Arachidonic acid and the brain

Abstract

Kinetic methods in unanesthetized rodents have shown that turnover rates of arachidonic acid (AA) and docosahexaenoic acid (DHA) in brain membrane phospholipids are rapid and energy consuming and that phospholipase A(2) (PLA(2)) and acyl-CoA synthetase enzymes that regulate turnover are specific for one or the other PUFA. Thus, AA turnover in brain phospholipids was reduced, and AA-selective cytosolic cPLA(2) or acyl-CoA synthetase, as well as cyclooxygenase (COX)-2, were downregulated in brains of rats given drugs effective against bipolar disorder, whereas DHA turnover and expression of DHA-selective calcium-independent iPLA(2) were unchanged. Additionally, the brain AA and DHA cascades can be altered reciprocally by dietary or genetic conditions. Thus, following 15 wk of dietary (n-3) PUFA deprivation, DHA loss from rat brain was slowed because of reduced iPLA(2) and COX-1 expression, whereas AA-selective cPLA(2), sPLA(2), and COX-2 were upregulated, as were AA and docosapentaenoic acid concentrations. Measured rates of AA and DHA incorporation into brain represent their respective rates of metabolic consumption, because these PUFA are not synthesized de novo or converted significantly from their precursors in brain. In healthy human volunteers, positron emission tomography (PET) was used to show that the brain consumes AA and DHA at respective rates of 17.8 and 4.6 mg/d, whereas in patients with Alzheimer disease, AA consumption is elevated. In the future, PET could be used to relate human brain rates of AA and DHA consumption to liver PUFA metabolism and dietary PUFA intake.

Figures

FIGURE 1

Model of brain AA cascade. AA, found at the sn-2 position of a phospholipid, is liberated by activation (star) of PLA2 at the synapse. A fraction of the liberated AA is converted to bioactive eicosanoids.

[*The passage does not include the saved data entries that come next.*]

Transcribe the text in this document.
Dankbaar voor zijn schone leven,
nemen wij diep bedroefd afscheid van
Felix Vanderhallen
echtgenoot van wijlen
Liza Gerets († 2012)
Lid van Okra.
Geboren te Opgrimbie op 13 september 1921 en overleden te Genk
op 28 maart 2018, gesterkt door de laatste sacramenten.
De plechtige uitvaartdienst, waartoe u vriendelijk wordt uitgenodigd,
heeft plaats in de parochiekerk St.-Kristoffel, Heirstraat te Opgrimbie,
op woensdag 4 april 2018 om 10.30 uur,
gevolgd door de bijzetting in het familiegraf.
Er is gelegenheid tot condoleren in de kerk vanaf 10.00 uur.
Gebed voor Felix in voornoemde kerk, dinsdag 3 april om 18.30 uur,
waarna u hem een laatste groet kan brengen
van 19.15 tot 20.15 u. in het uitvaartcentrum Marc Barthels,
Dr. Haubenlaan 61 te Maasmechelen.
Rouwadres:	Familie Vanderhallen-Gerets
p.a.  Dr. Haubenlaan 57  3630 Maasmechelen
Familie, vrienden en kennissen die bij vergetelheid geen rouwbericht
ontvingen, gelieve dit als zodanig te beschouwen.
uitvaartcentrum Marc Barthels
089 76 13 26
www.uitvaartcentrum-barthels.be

The remainder diffuses to the endoplasmic reticulum while bound to a fatty acid binding protein (FABP), from where it is converted to arachidonoyl-CoA by acyl-CoA synthetase with the consumption of 2 ATP, then reesterified by an acyltransferase. Unesterified AA in the endoplasmic reticulum exchanges freely and rapidly with unesterified nonprotein-bound unesterified AA in plasma, into which labeled AA (AA*) has been injected. Equations for calculating incorporation coefficients k*, rates Jin, and turnover of AA are shown in right lower corner. Adapted from Rapoport and Bosetti (26).

FIGURE 2

Prolongation of DHA half-life in brain by dietary (n-3) PUFA deprivation. [4,5-3H]DHA was injected into the brain after deprivation for 15 wk, and radioactivity from the tracer was followed in phospholipids for 60 d, from which half-lives t½ were calculated. Jloss was calculated from half-lives as illustrated in the figure. The deprivation prolonged the DHA half-life from 33 to 90 d. Adapted from DeMar et al. (14).

FIGURE 3

Fifteen weeks of dietary (n-3) PUFA deprivation decreased rat frontal cortex iPLA2 and COX-1 protein but increased sPLA2, cPLA2, and COX-2 protein. Protein measured relative to actin. Adapted from Rao et al. (25).

FIGURE 4

Horizontal brain images of incorporation coefficients k* for DHA and AA in healthy human volunteers, obtained with PET. Values of k* are corrected for partial volume errors. Plasma concentration of unesterified DHA was 2.63 ± 1.17 μmol/L for left scan; of unesterified AA, 3.8 ± 1.7 μmol/L for right scan. Rates of whole-brain daily consumption are given in the inset. Adapted from J. C. Umhau, W. Zhou, R. E. Carson, S. I. Rapoport, A. Polozova, J. Demar, N. Hussein, A. K. Bhattacharjee, K. Ma, G. Esposito, S. Majchrzak, P. Herscovitch, W. C. Eckelman, K. A. Kurdziel, and N. Salem, Jr, unpublished material and Giovacchini et al. (30).